You know the phrase, “you can lead a horse to water but you cannot make it drink”?
This metaphor came up recently with a doula colleague as we discussed the frustration that can often be felt by the fact that we are powerless to make our clients choose things for their birth that we know from experience will likely end up sabotaging their best intentions.
In this metaphor, our clients are the thirsty horses.
For instance, they may want a vaginal birth yet choose a hospital or care provider that significantly reduces their chances of being successful.
Or they may agree to a routine intervention that may conflict with their preferences rather than flexing their right to decline.
As a doula it can be challenging to reserve judgment despite our commitment to support our clients no matter what they choose, even if that choice makes them a “thirsty horse” led to water, from which for whatever reason they choose not to drink.

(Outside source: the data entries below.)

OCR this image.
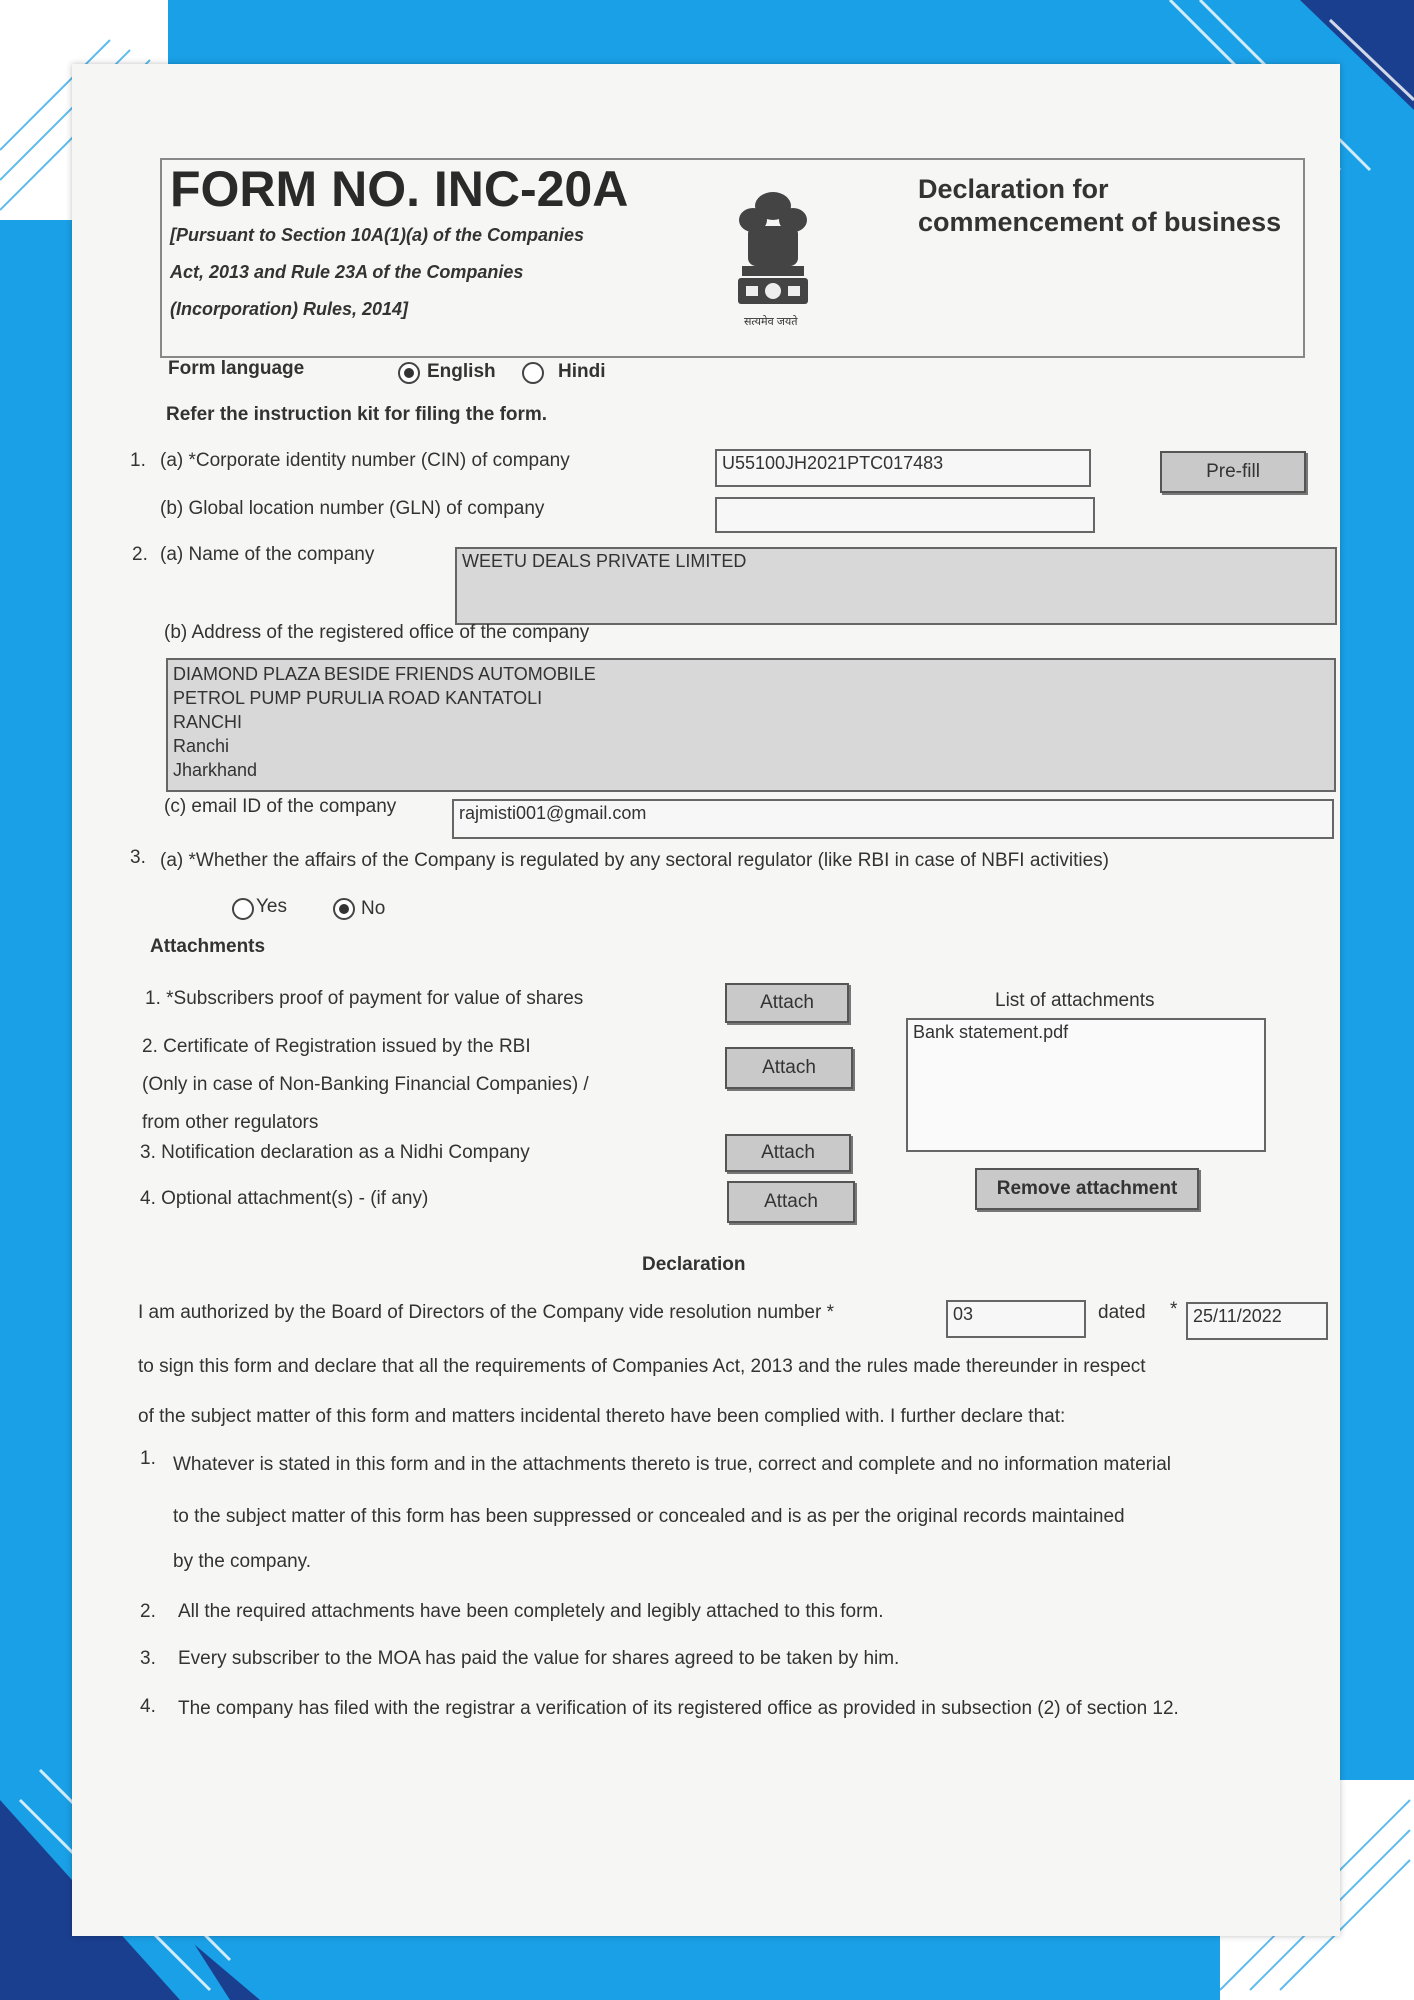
FORM NO. INC-20A
[Pursuant to Section 10A(1)(a) of the Companies
Act, 2013 and Rule 23A of the Companies
(Incorporation) Rules, 2014]
सत्यमेव जयते
Declaration for
commencement of business
Form language	English	Hindi
Refer the instruction kit for filing the form.
1. (a) *Corporate identity number (CIN) of company	U55100JH2021PTC017483	Pre-fill
(b) Global location number (GLN) of company
2. (a) Name of the company	WEETU DEALS PRIVATE LIMITED
(b) Address of the registered office of the company
DIAMOND PLAZA BESIDE FRIENDS AUTOMOBILE
PETROL PUMP PURULIA ROAD KANTATOLI
RANCHI
Ranchi
Jharkhand
(c) email ID of the company	rajmisti001@gmail.com
3. (a) *Whether the affairs of the Company is regulated by any sectoral regulator (like RBI in case of NBFI activities)
Yes	No
Attachments
1. *Subscribers proof of payment for value of shares	Attach
2. Certificate of Registration issued by the RBI
(Only in case of Non-Banking Financial Companies) /
from other regulators
Attach
3. Notification declaration as a Nidhi Company	Attach
4. Optional attachment(s) - (if any)	Attach
List of attachments
Bank statement.pdf
Remove attachment
Declaration
I am authorized by the Board of Directors of the Company vide resolution number *	03	dated * 25/11/2022
to sign this form and declare that all the requirements of Companies Act, 2013 and the rules made thereunder in respect
of the subject matter of this form and matters incidental thereto have been complied with. I further declare that:
1. Whatever is stated in this form and in the attachments thereto is true, correct and complete and no information material
to the subject matter of this form has been suppressed or concealed and is as per the original records maintained
by the company.
2. All the required attachments have been completely and legibly attached to this form.
3. Every subscriber to the MOA has paid the value for shares agreed to be taken by him.
4. The company has filed with the registrar a verification of its registered office as provided in subsection (2) of section 12.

Through our conversation though, I got to thinking about what it might be like to be that horse.
It goes back to the idea of simply imagining what it’s like to walk in another “horse’s” shoes.
What if that horse was taught its whole life that the only safe water to drink is water from a river, and now you’re showing them a lake and suddenly they’re not so sure if it’s safe to drink?
Or perhaps they were raised to believe it was only safe to drink water on the ground, but now you’re telling them it’s safe to drink from a natural spring or waterfall which may not feel like the right thing to do?
You don’t even need to be a doula for this to make sense.
We ALL have people in our lives who are thirsty horses!
People we love and care about, our parents, siblings, partners, friends, who we are powerless to “make drink”.
And it’s so easy to get frustrated and judge.
But what if we had enough compassion to imagine what it’s like for them instead of being so certain we know what’s right?
Even, or especially if we do!
I, for one, just used this awareness this morning with my husband to great effect!
Does this resonate for you?
As a birth worker or just a human being who sometimes judges before stepping into someone else’s shoes, I’d love to hear your thoughts.